In a similar fashion to an assessment as to whether a crypto-asset qualifies as a MiFID II financial instrument, when determining whether a digital asset is a security in the US, the SEC considers whether the asset constitutes an “investment contract”. The test for conducting such a determination is called the Howey Test. The test evaluates whether certain transactions qualify as “investment contracts” and was developed in the Supreme Court case SEC v. W.J. Howey Co. (1946).

Under the Howey Test, a transaction is an investment contract if:

1. it is an investment of money;

2. there is an expectation of profits from the investment;

3. the investment of money is in a common enterprise; and

4. any profit comes from the efforts of a promoter or third party.

While not officially relevant to the laws of EU member states , the significance and relevance of the Howey Test in the US is evidence that the complications of the regulatory landscape surrounding the classification of crypto-assets is not restricted to Europe. It appears that the US shares the same issues in shoe-horning crypto-assets into laws not designed for that purpose.


Existing crypto-asset service providers would be wise to consider if their activities fall under any of the pieces of legislation discussed above.

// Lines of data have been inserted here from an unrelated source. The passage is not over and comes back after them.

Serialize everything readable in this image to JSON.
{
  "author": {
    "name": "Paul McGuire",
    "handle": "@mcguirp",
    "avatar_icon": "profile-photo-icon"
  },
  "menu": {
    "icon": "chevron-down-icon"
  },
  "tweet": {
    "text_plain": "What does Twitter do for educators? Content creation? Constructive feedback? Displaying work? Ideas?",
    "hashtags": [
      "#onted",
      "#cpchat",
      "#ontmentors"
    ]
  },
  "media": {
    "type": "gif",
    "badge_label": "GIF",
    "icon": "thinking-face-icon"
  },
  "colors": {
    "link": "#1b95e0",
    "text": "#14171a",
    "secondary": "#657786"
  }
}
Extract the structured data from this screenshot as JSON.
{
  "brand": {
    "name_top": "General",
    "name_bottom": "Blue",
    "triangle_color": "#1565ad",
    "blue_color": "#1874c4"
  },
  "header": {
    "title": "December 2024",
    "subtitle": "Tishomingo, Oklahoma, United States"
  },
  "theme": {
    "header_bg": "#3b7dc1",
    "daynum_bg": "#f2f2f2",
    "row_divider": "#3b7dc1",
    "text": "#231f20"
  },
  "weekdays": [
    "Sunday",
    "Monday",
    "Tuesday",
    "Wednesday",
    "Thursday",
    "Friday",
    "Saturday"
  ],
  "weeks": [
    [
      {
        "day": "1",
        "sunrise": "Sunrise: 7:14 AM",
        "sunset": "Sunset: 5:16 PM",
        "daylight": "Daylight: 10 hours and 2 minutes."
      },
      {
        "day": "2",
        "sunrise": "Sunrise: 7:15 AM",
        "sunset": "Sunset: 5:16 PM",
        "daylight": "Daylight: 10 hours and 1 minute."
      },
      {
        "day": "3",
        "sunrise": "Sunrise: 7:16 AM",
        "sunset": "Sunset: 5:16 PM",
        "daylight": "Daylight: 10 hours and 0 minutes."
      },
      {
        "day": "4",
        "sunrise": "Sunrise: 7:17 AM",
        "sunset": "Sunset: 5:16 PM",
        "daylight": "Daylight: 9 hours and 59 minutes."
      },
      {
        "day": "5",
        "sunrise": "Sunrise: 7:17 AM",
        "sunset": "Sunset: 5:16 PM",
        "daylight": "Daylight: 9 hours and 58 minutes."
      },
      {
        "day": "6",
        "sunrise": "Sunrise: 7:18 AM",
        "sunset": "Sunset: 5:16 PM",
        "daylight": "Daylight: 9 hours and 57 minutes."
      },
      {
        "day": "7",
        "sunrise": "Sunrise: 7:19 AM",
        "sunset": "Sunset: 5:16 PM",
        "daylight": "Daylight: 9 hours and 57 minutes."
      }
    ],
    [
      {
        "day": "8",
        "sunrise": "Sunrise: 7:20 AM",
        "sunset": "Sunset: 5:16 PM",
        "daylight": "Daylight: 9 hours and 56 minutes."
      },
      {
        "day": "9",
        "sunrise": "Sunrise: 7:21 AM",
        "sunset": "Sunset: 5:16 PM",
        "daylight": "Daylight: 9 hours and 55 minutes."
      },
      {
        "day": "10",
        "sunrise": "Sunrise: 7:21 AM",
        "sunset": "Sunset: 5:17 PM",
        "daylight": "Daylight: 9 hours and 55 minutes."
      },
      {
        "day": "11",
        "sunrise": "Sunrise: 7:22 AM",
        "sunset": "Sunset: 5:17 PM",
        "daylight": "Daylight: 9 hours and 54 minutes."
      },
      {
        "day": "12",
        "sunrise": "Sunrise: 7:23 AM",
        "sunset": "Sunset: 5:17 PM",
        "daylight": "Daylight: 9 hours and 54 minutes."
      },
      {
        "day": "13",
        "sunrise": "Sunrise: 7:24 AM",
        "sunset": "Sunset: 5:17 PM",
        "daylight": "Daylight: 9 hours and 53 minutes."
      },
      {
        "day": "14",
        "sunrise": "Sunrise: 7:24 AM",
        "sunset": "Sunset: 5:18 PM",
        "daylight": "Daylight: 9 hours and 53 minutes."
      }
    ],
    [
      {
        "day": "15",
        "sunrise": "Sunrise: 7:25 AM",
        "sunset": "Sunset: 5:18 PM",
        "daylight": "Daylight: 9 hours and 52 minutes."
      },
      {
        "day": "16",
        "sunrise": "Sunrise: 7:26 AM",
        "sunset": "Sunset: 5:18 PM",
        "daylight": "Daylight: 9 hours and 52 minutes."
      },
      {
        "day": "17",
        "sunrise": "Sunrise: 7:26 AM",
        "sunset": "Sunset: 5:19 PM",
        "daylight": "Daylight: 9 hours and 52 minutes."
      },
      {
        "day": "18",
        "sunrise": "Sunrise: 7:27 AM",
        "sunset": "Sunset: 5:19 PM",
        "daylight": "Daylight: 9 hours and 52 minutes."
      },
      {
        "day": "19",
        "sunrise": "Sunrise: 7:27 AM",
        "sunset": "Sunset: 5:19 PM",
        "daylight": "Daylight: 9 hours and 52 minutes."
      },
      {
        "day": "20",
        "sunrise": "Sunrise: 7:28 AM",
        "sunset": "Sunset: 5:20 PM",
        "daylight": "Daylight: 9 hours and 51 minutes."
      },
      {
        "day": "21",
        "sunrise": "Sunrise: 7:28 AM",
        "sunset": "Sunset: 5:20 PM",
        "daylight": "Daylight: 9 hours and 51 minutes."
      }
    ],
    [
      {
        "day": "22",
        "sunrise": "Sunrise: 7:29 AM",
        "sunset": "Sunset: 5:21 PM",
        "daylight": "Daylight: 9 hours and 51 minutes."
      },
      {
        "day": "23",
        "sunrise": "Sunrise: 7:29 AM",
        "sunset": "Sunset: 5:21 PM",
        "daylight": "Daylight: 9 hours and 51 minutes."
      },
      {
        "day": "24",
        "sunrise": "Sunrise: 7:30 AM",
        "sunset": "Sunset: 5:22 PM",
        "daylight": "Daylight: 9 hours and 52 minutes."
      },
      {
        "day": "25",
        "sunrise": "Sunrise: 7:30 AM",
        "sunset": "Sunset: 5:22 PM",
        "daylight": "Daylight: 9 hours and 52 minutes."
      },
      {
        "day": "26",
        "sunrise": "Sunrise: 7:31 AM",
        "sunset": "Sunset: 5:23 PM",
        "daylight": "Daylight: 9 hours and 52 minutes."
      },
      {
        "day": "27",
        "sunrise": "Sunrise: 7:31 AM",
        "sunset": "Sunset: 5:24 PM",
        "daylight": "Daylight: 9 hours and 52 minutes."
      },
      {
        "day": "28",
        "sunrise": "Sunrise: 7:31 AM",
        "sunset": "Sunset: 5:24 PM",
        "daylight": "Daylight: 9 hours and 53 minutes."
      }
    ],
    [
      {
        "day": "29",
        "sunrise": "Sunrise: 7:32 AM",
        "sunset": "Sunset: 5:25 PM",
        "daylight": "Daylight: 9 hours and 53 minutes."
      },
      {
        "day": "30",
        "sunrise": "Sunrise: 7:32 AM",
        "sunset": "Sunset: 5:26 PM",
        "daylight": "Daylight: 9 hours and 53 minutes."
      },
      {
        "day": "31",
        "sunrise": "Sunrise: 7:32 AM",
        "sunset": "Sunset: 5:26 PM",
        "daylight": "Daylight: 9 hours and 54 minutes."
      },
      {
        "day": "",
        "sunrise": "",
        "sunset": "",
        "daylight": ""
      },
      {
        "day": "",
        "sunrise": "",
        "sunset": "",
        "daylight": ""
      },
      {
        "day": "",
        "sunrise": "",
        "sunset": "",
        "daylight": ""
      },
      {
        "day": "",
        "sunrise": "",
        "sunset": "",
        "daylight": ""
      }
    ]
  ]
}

It is therefore important for entities to be aware if crypto-assets which they are interacting with qualify as financial instruments. In such a case service providers are required to be authorised as investment firms under MiFID II.

It has also been discussed how exactly MiCA will operates in tandem with the provisions of MiFID II in respect of the governance of crypto-assets falling under the category of financial instrument — however, potentially with an added amendment to the definition of a MiFID II financial instrument.